Not a woman in the village dreams of going abroad in best bonnet and gown if Timothy Samson says it will storm. On the other hand one sets forth in her finest array, and carries no umbrella, no matter how lowering the clouds are, if Timothy gives the word that it will be fair.
Timothy knows when there will be a drought and when a frost. Often we should lose our grapes or our melons were it not for Timothy's timely warning to cover them before nightfall with old blankets and carpets. Timothy is a master gardener, and knows well how to make refractory plants bud and blossom. He grafts sour and stubborn old fruit trees into the sweet and luscious bearing; he knows how to prune vines and hedges and rose-bushes.

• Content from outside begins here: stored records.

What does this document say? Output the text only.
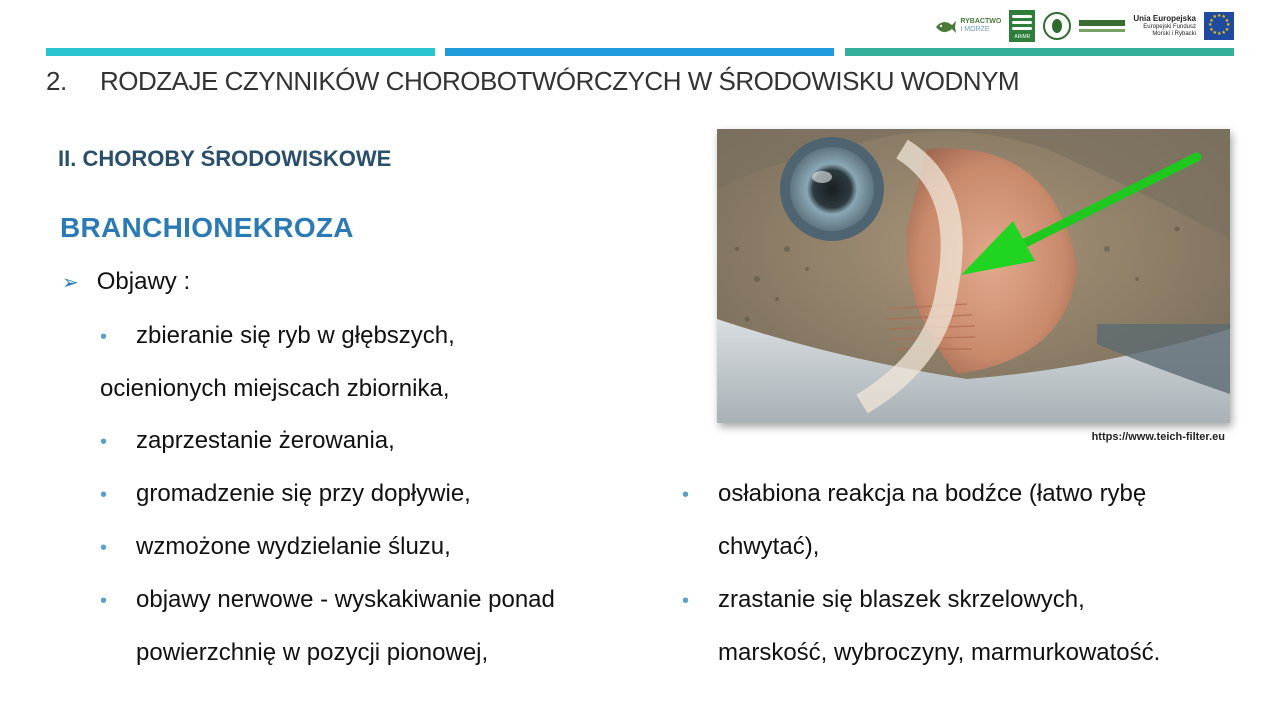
RYBACTWO
I MORZE
ARiMR
Unia Europejska
Europejski Fundusz
Morski i Rybacki
★
★
★
★
★
★
★
★
★ ★ ★
★
2. RODZAJE CZYNNIKÓW CHOROBOTWÓRCZYCH W ŚRODOWISKU WODNYM
II. CHOROBY ŚRODOWISKOWE
BRANCHIONEKROZA
➢ Objawy :
• zbieranie się ryb w głębszych,
ocienionych miejscach zbiornika,
• zaprzestanie żerowania,
• gromadzenie się przy dopływie,
• wzmożone wydzielanie śluzu,
• objawy nerwowe - wyskakiwanie ponad
powierzchnię w pozycji pionowej,
• osłabiona reakcja na bodźce (łatwo rybę
chwytać),
• zrastanie się blaszek skrzelowych,
marskość, wybroczyny, marmurkowatość.
https://www.teich-filter.eu
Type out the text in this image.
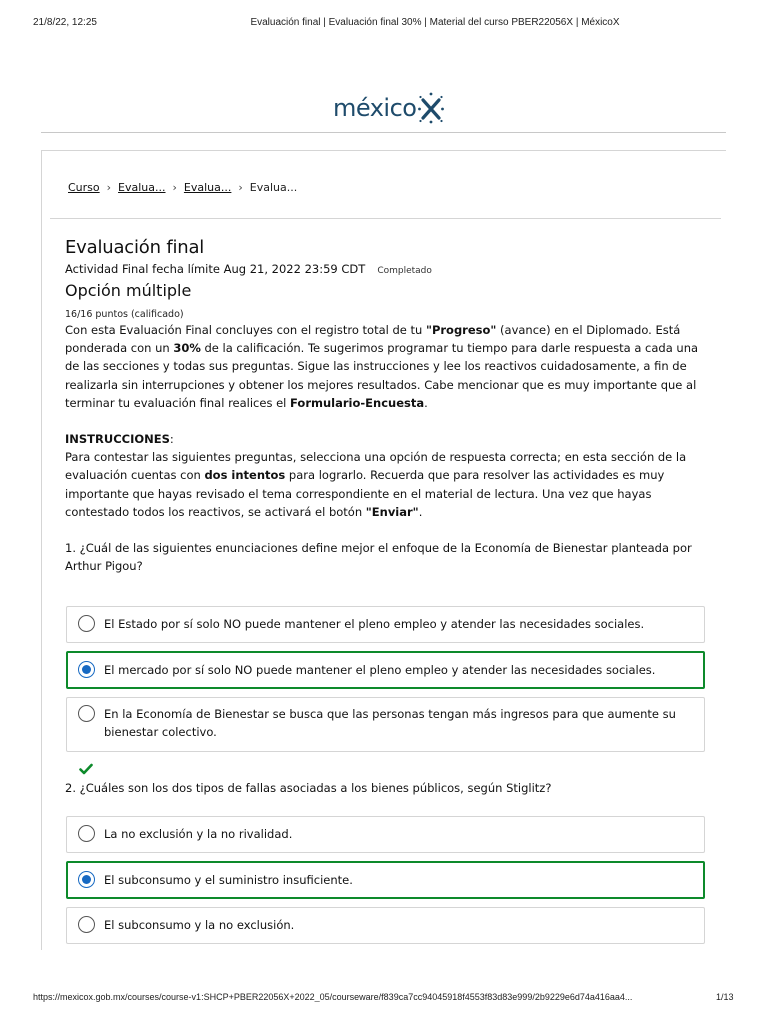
21/8/22, 12:25	Evaluación final | Evaluación final 30% | Material del curso PBER22056X | MéxicoX
méxico
Curso › Evalua... › Evalua... › Evalua...
Evaluación final
Actividad Final fecha límite Aug 21, 2022 23:59 CDT Completado
Opción múltiple
16/16 puntos (calificado)

Con esta Evaluación Final concluyes con el registro total de tu "Progreso" (avance) en el Diplomado. Está ponderada con un 30% de la calificación. Te sugerimos programar tu tiempo para darle respuesta a cada una de las secciones y todas sus preguntas. Sigue las instrucciones y lee los reactivos cuidadosamente, a fin de realizarla sin interrupciones y obtener los mejores resultados. Cabe mencionar que es muy importante que al terminar tu evaluación final realices el Formulario-Encuesta.

INSTRUCCIONES:
Para contestar las siguientes preguntas, selecciona una opción de respuesta correcta; en esta sección de la evaluación cuentas con dos intentos para lograrlo. Recuerda que para resolver las actividades es muy importante que hayas revisado el tema correspondiente en el material de lectura. Una vez que hayas contestado todos los reactivos, se activará el botón "Enviar".

1. ¿Cuál de las siguientes enunciaciones define mejor el enfoque de la Economía de Bienestar planteada por Arthur Pigou?

El Estado por sí solo NO puede mantener el pleno empleo y atender las necesidades sociales.
El mercado por sí solo NO puede mantener el pleno empleo y atender las necesidades sociales.
En la Economía de Bienestar se busca que las personas tengan más ingresos para que aumente su bienestar colectivo.

2. ¿Cuáles son los dos tipos de fallas asociadas a los bienes públicos, según Stiglitz?

La no exclusión y la no rivalidad.
El subconsumo y el suministro insuficiente.
El subconsumo y la no exclusión.
https://mexicox.gob.mx/courses/course-v1:SHCP+PBER22056X+2022_05/courseware/f839ca7cc94045918f4553f83d83e999/2b9229e6d74a416aa4...	1/13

Timothy always knows where the blueberries and blackberries grow thickest, and pilots the children thither, and he knows the haunt of the partridge if an invalid has a longing for delicate wild meat.
Timothy's wisdom can apply itself to small matters as well as great, and fit the minutest needs of daily life. If a housewife's carpet will not go down, if her curtains will not roll up, if the stove-pipe will not fit, his aid is sought and never fails. If any one of the thousand little household difficulties beset her, Timothy runs over in his shoemaker's apron and sets the matter right.
If there is any matter which Timothy's wisdom can fail to cover we have yet to find it.
If this sage did not live in our village what should we all be? Should we ever go anywhere without spoiling our best bonnets? Should we have any wisdom at all unless we paid the highest market price for it? And we could not do that, because we are all poor. What shall we do when our wise man is gathered to his fathers? We dare not contemplate that.